Zwei Drittel der französischen Staatsschuldpapiere halten ausländische Investoren. Mit Blick auf eine in weiten Teilen inkompetente politische Klasse und die anhaltende Wirtschaftskrise dürfte es nur noch eine Frage der Zeit sein, bis die Gläubiger die Vertrauensfrage stellen. Dann geriete aber zwangsläufig das deutsche Steueraufkommen als potenzielle Haftungsmasse in den Fokus, wie im Fall von Griechenland. Für den Fall eines Austritts der Hellenen aus der Eurozone hat die Ratingagentur Moody‘s eine Herabstufung der deutschen Bonität in Aussicht gestellt.

Berlin geht lieber in Deckung

Sollte für Frankreich ein ähnliches Hilfsprogramm aufgelegt werden wie für Griechenland, wäre mit einer Flucht aus deutschen Staatsanleihen zu rechnen. Der steile Anstieg der Bundrenditen seit Mitte April wäre dagegen ein Spaziergang. Doch, wie schon zuvor im Fall Griechenland, duckt sich Berlin lieber weg vor herannahenden Problemen. Für Paris ist das eine Einladung, sich auch in Zukunft nicht an getroffene Vereinbarungen wie den Stabilitätspakt zu halten. Als zusätzliche Belohnung winken gar noch Kooperationen im Rüstungsbereich.

Nachdem Deutschland bereits Kompetenzen in der Luftfahrttechnik weit unter Wert an Airbus (vormals EADS) und damit an Frankreich abgetreten hat, droht nun ein ähnlicher Aderlass in der Satellitentechnologie und im Panzerbau. Die Bundesregierung will Frankreich einen Scheck über 210 Millionen Euro ausstellen für die Entwicklung eines Spähsatelliten. Der Satellit hätte auch in Deutschland entwickelt werden können. Schlimmer noch als der wirtschaftliche Schaden: Deutschland verliert Kompetenzen in der Militäraufklärung und wird wohl bald abhängig sein von französischen Satellitenaufnahmen.

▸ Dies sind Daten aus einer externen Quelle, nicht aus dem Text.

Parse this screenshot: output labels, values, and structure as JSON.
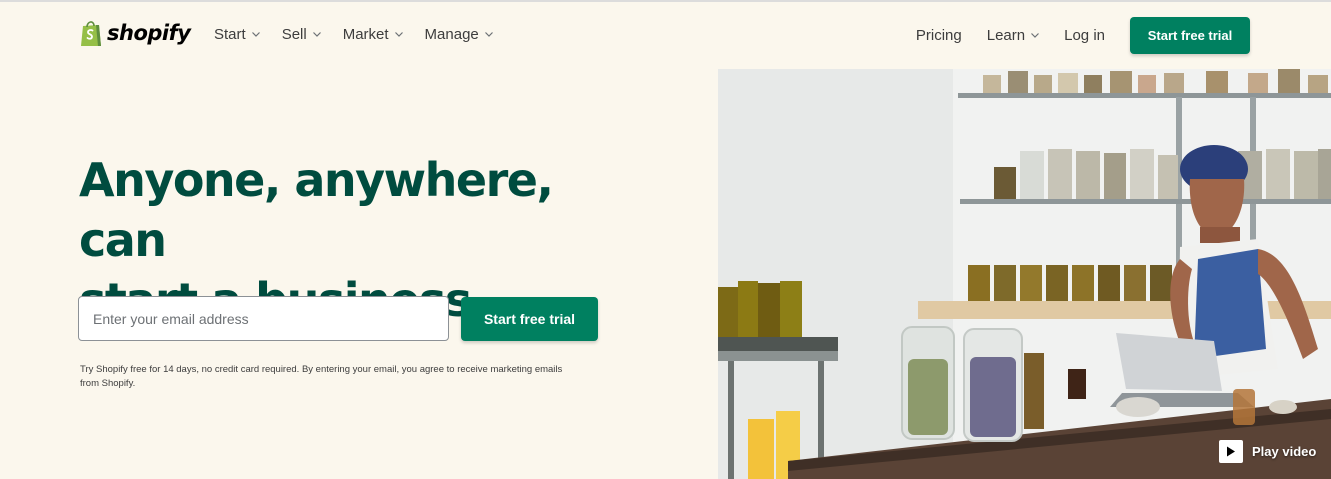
{
  "brand": {
    "name": "shopify",
    "color": "#95bf47"
  },
  "nav": {
    "items": [
      {
        "label": "Start"
      },
      {
        "label": "Sell"
      },
      {
        "label": "Market"
      },
      {
        "label": "Manage"
      }
    ],
    "pricing": "Pricing",
    "learn": "Learn",
    "login": "Log in",
    "cta": "Start free trial"
  },
  "hero": {
    "title_line1": "Anyone, anywhere, can",
    "title_line2": "start a business",
    "email_placeholder": "Enter your email address",
    "cta": "Start free trial",
    "disclaimer": "Try Shopify free for 14 days, no credit card required. By entering your email, you agree to receive marketing emails from Shopify."
  },
  "video": {
    "label": "Play video"
  },
  "colors": {
    "accent": "#008060",
    "heading": "#004c3f",
    "background": "#fbf7ed"
  }
}
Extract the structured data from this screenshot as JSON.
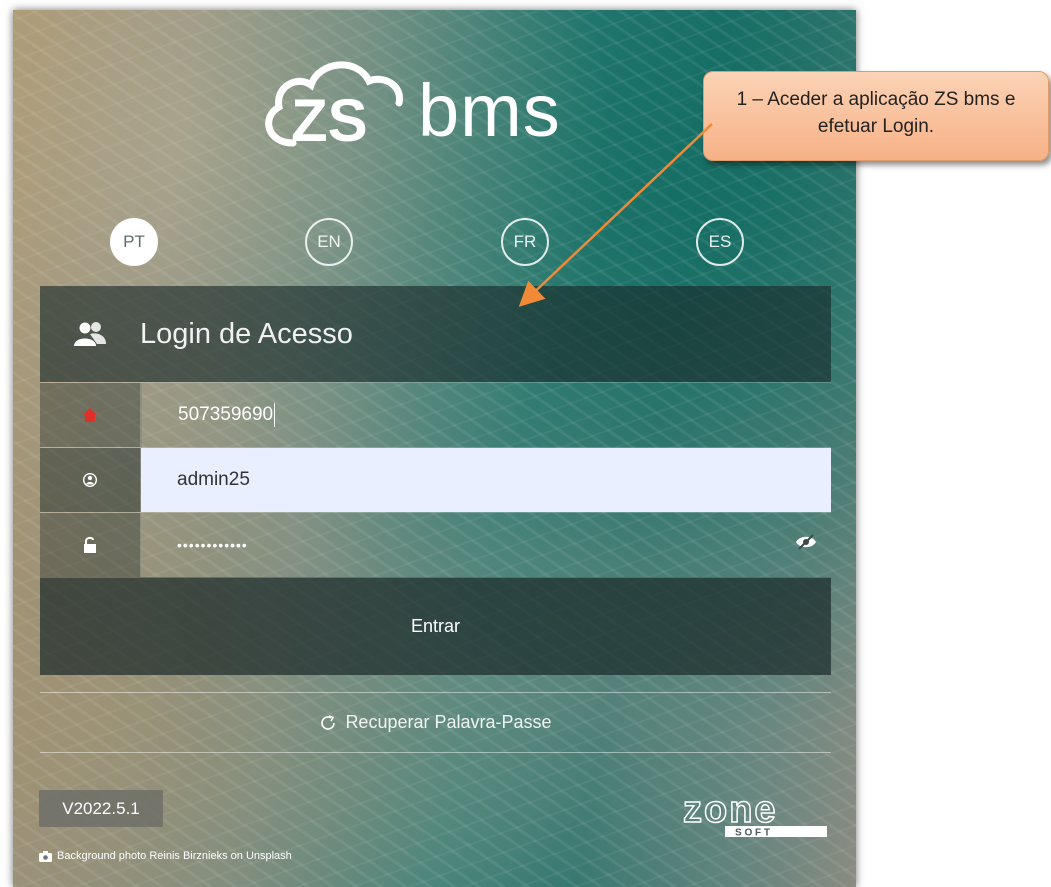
{
  "app": {
    "logo_text": "bms",
    "logo_mark": "ZS"
  },
  "languages": [
    {
      "code": "PT",
      "active": true
    },
    {
      "code": "EN",
      "active": false
    },
    {
      "code": "FR",
      "active": false
    },
    {
      "code": "ES",
      "active": false
    }
  ],
  "login": {
    "title": "Login de Acesso",
    "company_value": "507359690",
    "username_value": "admin25",
    "password_value": "••••••••••••",
    "submit_label": "Entrar"
  },
  "recover_label": "Recuperar Palavra-Passe",
  "version": "V2022.5.1",
  "brand": {
    "name": "zone",
    "sub": "S O F T"
  },
  "photo_credit": "Background photo Reinis Birznieks on Unsplash",
  "callout": {
    "text": "1 – Aceder a aplicação ZS bms e efetuar Login."
  },
  "colors": {
    "callout_fill": "#f7b186",
    "arrow": "#f08a36",
    "company_icon": "#e0302a",
    "username_field_bg": "#e9efff"
  }
}
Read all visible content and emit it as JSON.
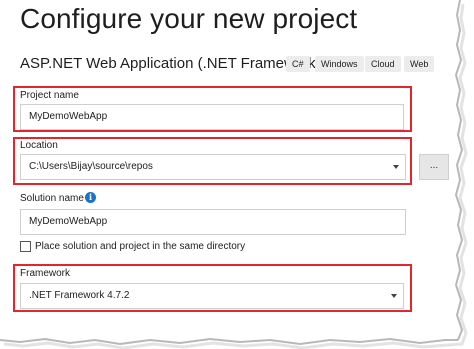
{
  "header": {
    "title": "Configure your new project",
    "template_name": "ASP.NET Web Application (.NET Framework)",
    "tags": [
      "C#",
      "Windows",
      "Cloud",
      "Web"
    ]
  },
  "project_name": {
    "label": "Project name",
    "value": "MyDemoWebApp"
  },
  "location": {
    "label": "Location",
    "value": "C:\\Users\\Bijay\\source\\repos",
    "browse_label": "..."
  },
  "solution_name": {
    "label": "Solution name",
    "value": "MyDemoWebApp",
    "info_glyph": "i"
  },
  "same_directory": {
    "label": "Place solution and project in the same directory",
    "checked": false
  },
  "framework": {
    "label": "Framework",
    "value": ".NET Framework 4.7.2"
  },
  "colors": {
    "highlight": "#e0262f",
    "info_icon": "#1b73c9",
    "tag_bg": "#ececec"
  }
}
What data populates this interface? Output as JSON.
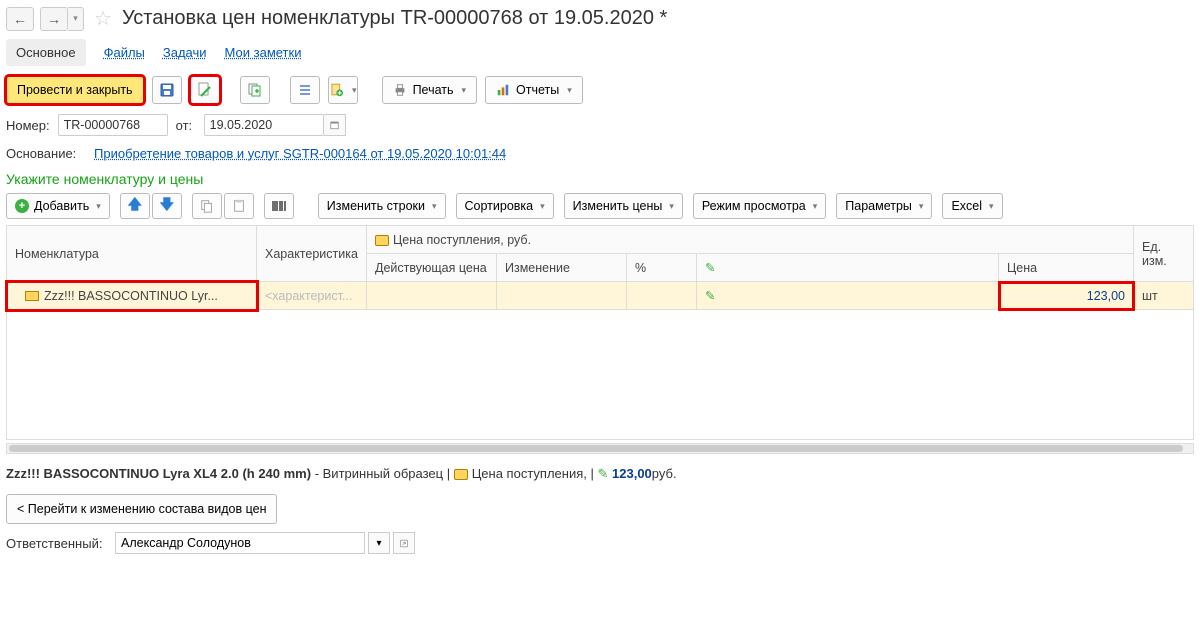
{
  "header": {
    "title": "Установка цен номенклатуры TR-00000768 от 19.05.2020 *"
  },
  "tabs": {
    "main": "Основное",
    "files": "Файлы",
    "tasks": "Задачи",
    "notes": "Мои заметки"
  },
  "toolbar": {
    "post_close": "Провести и закрыть",
    "print": "Печать",
    "reports": "Отчеты"
  },
  "form": {
    "number_label": "Номер:",
    "number_value": "TR-00000768",
    "from_label": "от:",
    "date_value": "19.05.2020",
    "basis_label": "Основание:",
    "basis_link": "Приобретение товаров и услуг SGTR-000164 от 19.05.2020 10:01:44"
  },
  "section": {
    "title": "Укажите номенклатуру и цены"
  },
  "table_toolbar": {
    "add": "Добавить",
    "edit_rows": "Изменить строки",
    "sort": "Сортировка",
    "edit_prices": "Изменить цены",
    "view_mode": "Режим просмотра",
    "params": "Параметры",
    "excel": "Excel"
  },
  "columns": {
    "nomenclature": "Номенклатура",
    "characteristic": "Характеристика",
    "price_group": "Цена поступления, руб.",
    "current_price": "Действующая цена",
    "change": "Изменение",
    "percent": "%",
    "price": "Цена",
    "unit": "Ед. изм."
  },
  "row": {
    "name": "Zzz!!! BASSOCONTINUO Lyr...",
    "char_placeholder": "<характерист...",
    "price": "123,00",
    "unit": "шт"
  },
  "status": {
    "item_name": "Zzz!!! BASSOCONTINUO Lyra XL4 2.0 (h 240 mm)",
    "variant": " - Витринный образец",
    "price_label": "Цена поступления,",
    "price_value": "123,00",
    "currency": "руб."
  },
  "bottom_button": "< Перейти к изменению состава видов цен",
  "responsible": {
    "label": "Ответственный:",
    "value": "Александр Солодунов"
  }
}
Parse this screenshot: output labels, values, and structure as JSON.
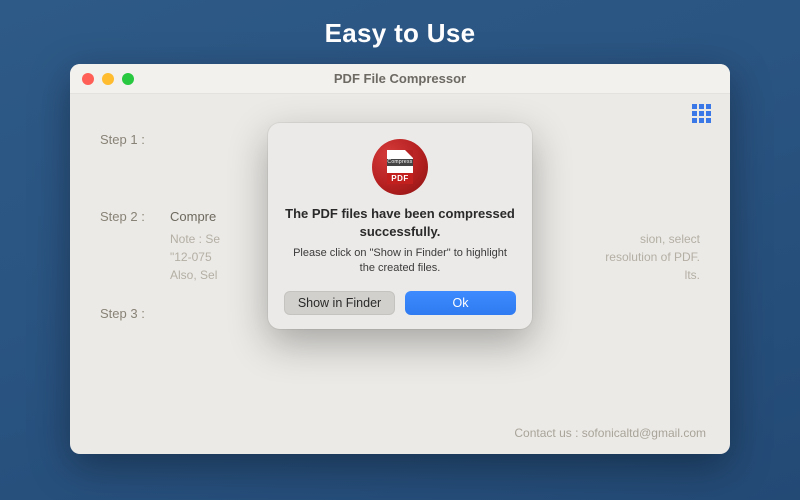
{
  "hero": {
    "title": "Easy to Use"
  },
  "window": {
    "title": "PDF File Compressor",
    "steps": {
      "s1_label": "Step 1 :",
      "s2_label": "Step 2 :",
      "s2_heading": "Compre",
      "s2_note_line1": "Note : Se",
      "s2_note_line1_right": "sion, select",
      "s2_note_line2": "\"12-075",
      "s2_note_line2_right": "resolution of PDF.",
      "s2_note_line3": "Also, Sel",
      "s2_note_line3_right": "lts.",
      "s3_label": "Step 3 :"
    },
    "contact": "Contact us : sofonicaltd@gmail.com"
  },
  "modal": {
    "icon": {
      "compress_label": "Compress",
      "pdf_label": "PDF"
    },
    "heading": "The PDF files have been compressed successfully.",
    "subtext": "Please click on \"Show in Finder\" to highlight the created files.",
    "buttons": {
      "show_in_finder": "Show in Finder",
      "ok": "Ok"
    }
  }
}
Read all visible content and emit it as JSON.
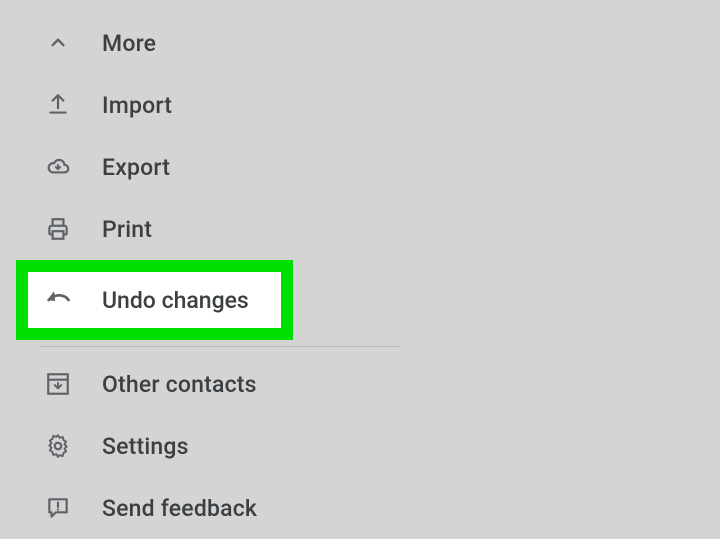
{
  "menu": {
    "more": "More",
    "import": "Import",
    "export": "Export",
    "print": "Print",
    "undo": "Undo changes",
    "other_contacts": "Other contacts",
    "settings": "Settings",
    "send_feedback": "Send feedback"
  }
}
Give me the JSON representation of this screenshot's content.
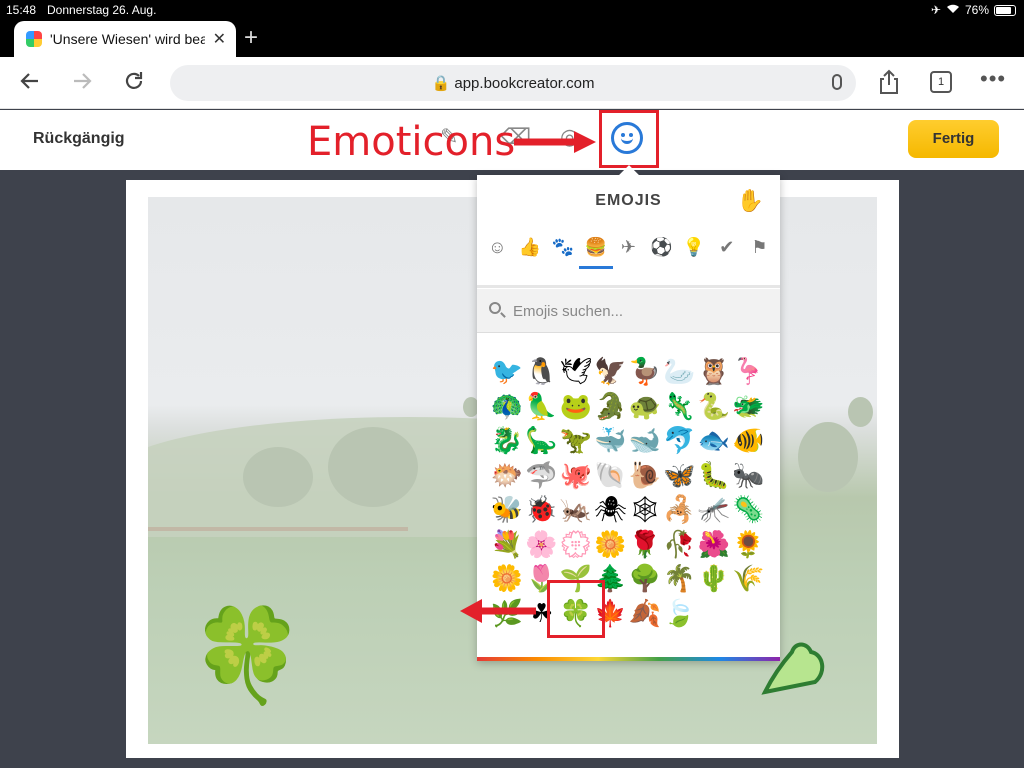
{
  "status": {
    "time": "15:48",
    "date": "Donnerstag 26. Aug.",
    "battery": "76%",
    "battery_level": 0.76
  },
  "browser": {
    "tab_title": "'Unsere Wiesen' wird bearbeitet",
    "url": "app.bookcreator.com",
    "tab_count": "1"
  },
  "app": {
    "undo_label": "Rückgängig",
    "done_label": "Fertig",
    "annotation_label": "Emoticons"
  },
  "emoji_panel": {
    "title": "EMOJIS",
    "skin_tone_icon": "✋",
    "search_placeholder": "Emojis suchen...",
    "categories": [
      {
        "name": "smileys",
        "glyph": "☺"
      },
      {
        "name": "people",
        "glyph": "👍"
      },
      {
        "name": "animals",
        "glyph": "🐾"
      },
      {
        "name": "food",
        "glyph": "🍔"
      },
      {
        "name": "travel",
        "glyph": "✈"
      },
      {
        "name": "activity",
        "glyph": "⚽"
      },
      {
        "name": "objects",
        "glyph": "💡"
      },
      {
        "name": "symbols",
        "glyph": "✔"
      },
      {
        "name": "flags",
        "glyph": "⚑"
      }
    ],
    "active_category": 3,
    "rows": [
      [
        "🐦",
        "🐧",
        "🕊",
        "🦅",
        "🦆",
        "🦢",
        "🦉",
        "🦩"
      ],
      [
        "🦚",
        "🦜",
        "🐸",
        "🐊",
        "🐢",
        "🦎",
        "🐍",
        "🐲"
      ],
      [
        "🐉",
        "🦕",
        "🦖",
        "🐳",
        "🐋",
        "🐬",
        "🐟",
        "🐠"
      ],
      [
        "🐡",
        "🦈",
        "🐙",
        "🐚",
        "🐌",
        "🦋",
        "🐛",
        "🐜"
      ],
      [
        "🐝",
        "🐞",
        "🦗",
        "🕷",
        "🕸",
        "🦂",
        "🦟",
        "🦠"
      ],
      [
        "💐",
        "🌸",
        "💮",
        "🌼",
        "🌹",
        "🥀",
        "🌺",
        "🌻"
      ],
      [
        "🌼",
        "🌷",
        "🌱",
        "🌲",
        "🌳",
        "🌴",
        "🌵",
        "🌾"
      ],
      [
        "🌿",
        "☘",
        "🍀",
        "🍁",
        "🍂",
        "🍃"
      ]
    ]
  },
  "canvas": {
    "clover": "🍀"
  }
}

Eine unerträgliche Vorstellung: In Krisenfällen wäre der Manipulation Tür und Tor geöffnet. Etwa mit Blick auf Afrika, wo Frankreich wieder energisch seine alten hegemonialen Interessen verfolgt. Die 6.000 Soldaten starke deutsch-französische Brigade steht schon bereit. EU-Kommissionspräsident Jean-Claude Juncker sieht darin offenbar die Keimzelle einer europäischen Armee, um Russland Paroli bieten zu können. Nach dem von Juncker-Vorgänger José Manuel Barroso eingefädelten EU-Assoziationsabkommen mit der Ukraine wäre das erneut ein Schlag in dieselbe unselige Kerbe. Auf Unterstützung aus Paris kann sich Juncker gewiss verlassen.

Nach der europäischen Armee käme dann nämlich ein EU-Verteidigungshaushalt. Ähnlich wie beim EU-Agrarhaushalt würde Frankreich mit seinen hohen Militärausgaben und seiner Rüstungsindustrie am meisten davon profitieren. Die gemeinsamen Verteidigungsausgaben finanzierten sich aus einem EU-Haushalt, der nach Berechnungen von Franz-Ulrich Willeke, emeritierter Professor für Volkswirtschaftslehre an der Universität Heidelberg, zwischen 1976 bis 2008 kaufkraftbereinigt zu mehr als der Hälfte durch deutschen Nettobeiträge gespeist wurde. Die EU als ewige Umverteilungsmaschine. Im Idealfall - aus Sicht von Paris - könnten die französischen Beschaffungsprogramme dann vollständig über die Europäische Verteidigungsagentur abgewickelt werden. Et voilá.